La pandemia ha portato con sé numerosi cambiamenti a livello sociale, che in alcuni casi avranno un impatto negli anni a venire. Mentre le conseguenze sul sistema sanitario sono state immediate e chiare fin da subito, le ripercussioni sul mercato del lavoro potranno essere più graduali e rivelarsi nella loro interezza soltanto tra qualche tempo. A pochi mesi dalle fasi più acute dell’emergenza sanitaria si è iniziato a parlare delle cosiddette “grandi dimissioni”, durante cui 47 milioni di persone negli Stati Uniti hanno lasciato il loro posto di lavoro. Il fenomeno si è poi diffuso anche in altri Paesi, unito alle difficoltà di assumere personale in diversi settori tra cui quelli della ristorazione e del turismo. Nel 2022 è poi emerso il concetto di “quiet quitting” o abbandono silenzioso, comparso ancora una volta al di là dell’Atlantico e poi arrivato anche da noi.
Cosa comporta il quiet quitting
Sebbene il nome di questo fenomeno possa trarre in inganno, “quiet quitting” non vuol dire smettere di andare al lavoro di punto in bianco e senza dare spiegazioni. Implica invece la decisione di fare solo lo stretto necessario, seguendo alla lettera le condizioni contrattuali per quanto riguarda mansioni e orari di lavoro, senza fare nulla di più.

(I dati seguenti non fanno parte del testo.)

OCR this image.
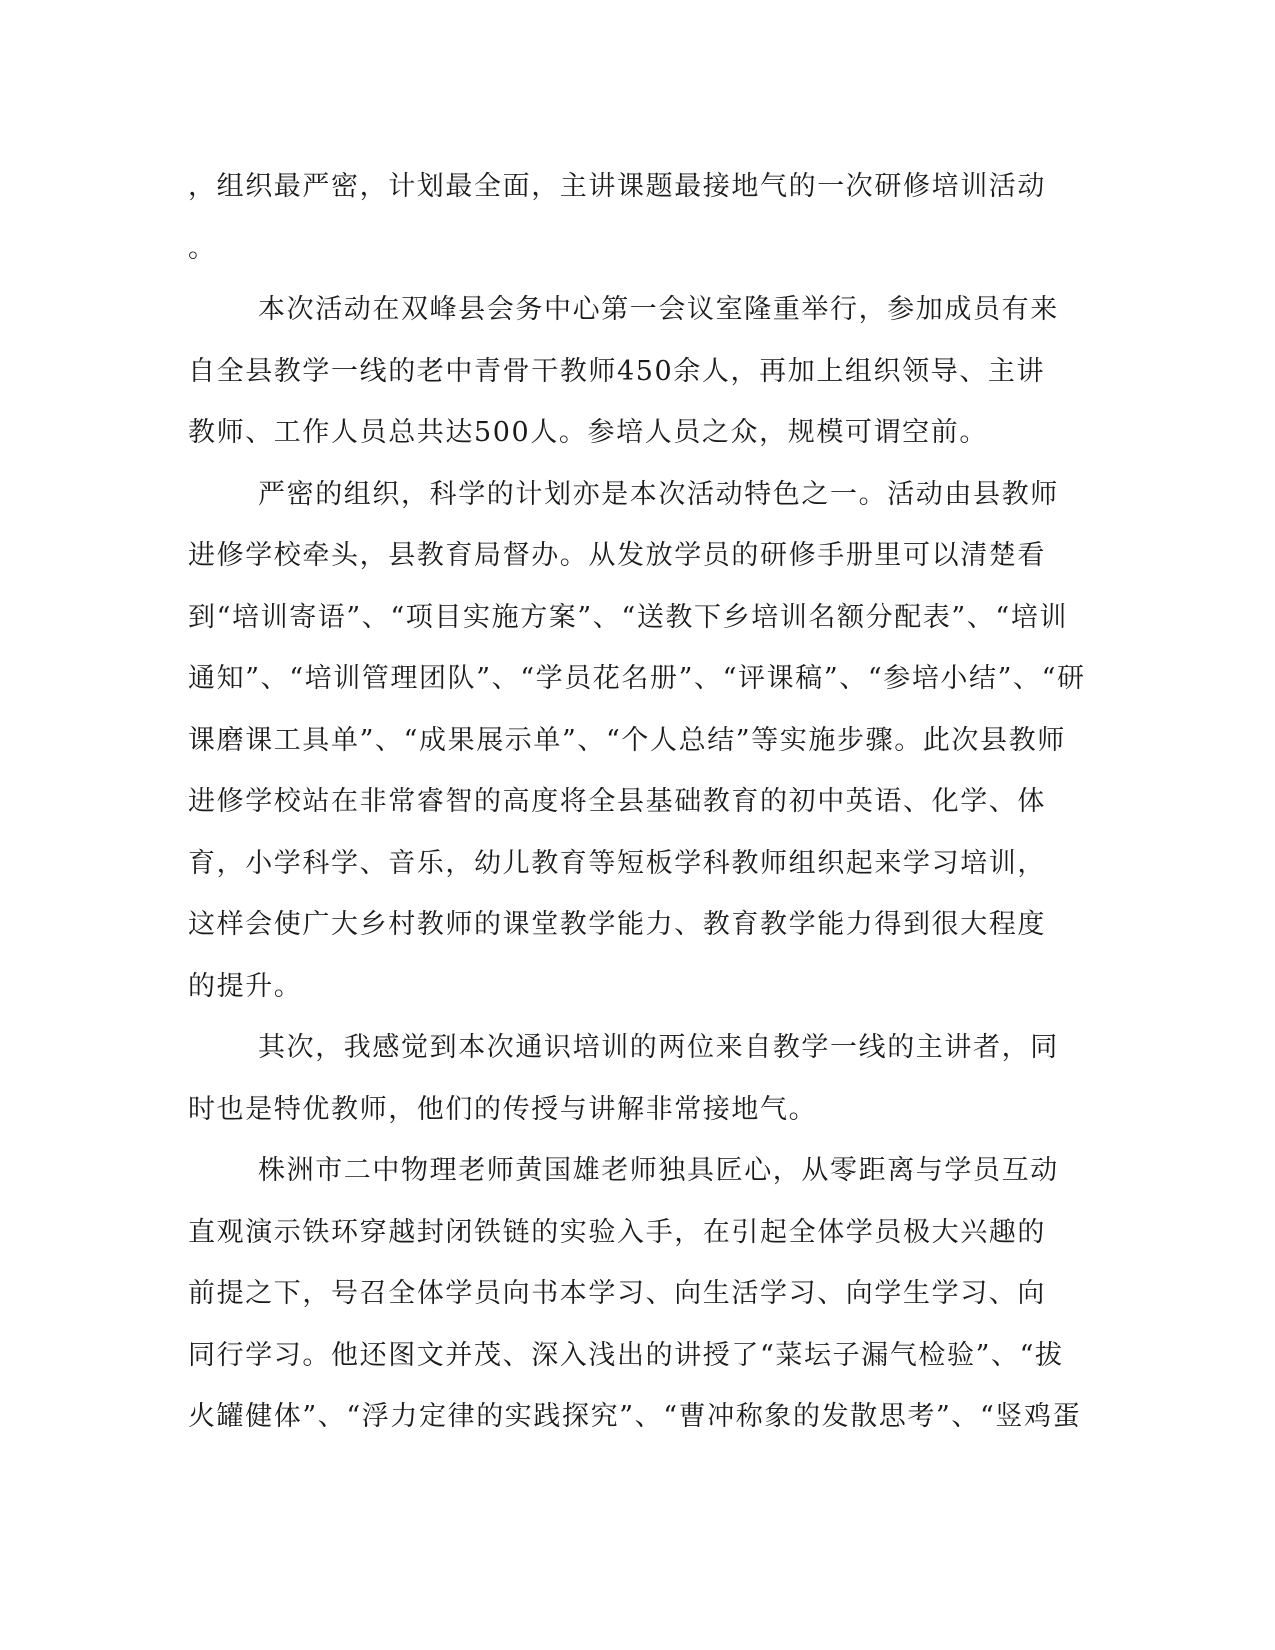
，组织最严密，计划最全面，主讲课题最接地气的一次研修培训活动
。
本次活动在双峰县会务中心第一会议室隆重举行，参加成员有来
自全县教学一线的老中青骨干教师450余人，再加上组织领导、主讲
教师、工作人员总共达500人。参培人员之众，规模可谓空前。
严密的组织，科学的计划亦是本次活动特色之一。活动由县教师
进修学校牵头，县教育局督办。从发放学员的研修手册里可以清楚看
到“培训寄语”、“项目实施方案”、“送教下乡培训名额分配表”、“培训
通知”、“培训管理团队”、“学员花名册”、“评课稿”、“参培小结”、“研
课磨课工具单”、“成果展示单”、“个人总结”等实施步骤。此次县教师
进修学校站在非常睿智的高度将全县基础教育的初中英语、化学、体
育，小学科学、音乐，幼儿教育等短板学科教师组织起来学习培训，
这样会使广大乡村教师的课堂教学能力、教育教学能力得到很大程度
的提升。
其次，我感觉到本次通识培训的两位来自教学一线的主讲者，同
时也是特优教师，他们的传授与讲解非常接地气。
株洲市二中物理老师黄国雄老师独具匠心，从零距离与学员互动
直观演示铁环穿越封闭铁链的实验入手，在引起全体学员极大兴趣的
前提之下，号召全体学员向书本学习、向生活学习、向学生学习、向
同行学习。他还图文并茂、深入浅出的讲授了“菜坛子漏气检验”、“拔
火罐健体”、“浮力定律的实践探究”、“曹冲称象的发散思考”、“竖鸡蛋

Niente straordinari quindi, né volontà di dare il massimo con progetti extra e compiti che esulano dal proprio ruolo.
Il fenomeno è dunque nuovo solo all’apparenza: ha attirato l’attenzione dei media attraverso contenuti TikTok virali, ma non si tratta realmente di qualcosa mai visto prima. Il contrasto è certamente più spiccato negli Stati Uniti, dove per anni la mentalità dominante almeno dal punto di vista dei contenuti è stata quella improntata allo stacanovismo. L’idea del lavoro come elemento centrale della propria vita è certo meno diffusa in Italia e in Europa in generale, dove è più comune cercare un sano equilibrio tra vita professionale e privata.
Un cambiamento di mentalità radicale
Nel corso della pandemia, molte persone hanno avuto l’occasione di ripensare le proprie priorità e rivalutare il modo in cui utilizzano le proprie giornate. Messi di fronte a un rischio concreto e immediato per la salute propria e delle persone care, in tanti hanno scelto di dare più importanza a famiglia e affetti rispetto al lavoro. Chi ha preso un periodo di pausa forzata durante il lockdown oppure ha potuto sfruttare per la prima volta lo smart working ha forse notato benefici nella qualità di vita a cui non vuole più rinunciare.
La crisi legata al coronavirus ha inoltre portato in luce il ruolo della salute mentale per il benessere generale. Servizi di psicoterapia online come quello disponibile qui hanno visto un forte incremento di utenti a causa dell’aumento dei casi di depressione e ansia dal 2020 in poi. Si è parlato più spesso anche della sindrome da burnout o esaurimento legato principalmente al lavoro, a partire dallo stress a cui è stato sottoposto il personale sanitario ed espandendo poi la conversazione per includere altri settori.grandi dimissioni,
Un fenomeno in evoluzione
Guardando ai fattori ora esaminati, non sorprende quindi notare un cambiamento di mentalità diffuso che porta a mettere in secondo piano lavoro e carriera rispetto a salute e affetti. Il quiet quitting, almeno nella versione resa popolare da TikTok, resterà forse tra le tendenze sociali rilevanti nei prossimi anni. È possibile che la situazione si evolva in maniera diversa, magari prendendo in considerazione nuovi modi di organizzare il lavoro come la settimana di quattro giorni. Al tempo stesso, le difficoltà economiche in cui le famiglie versano a causa di inflazione e crisi energetica potrebbero giocare un ruolo nel mantenimento di dinamiche più tradizionali sul posto di lavoro.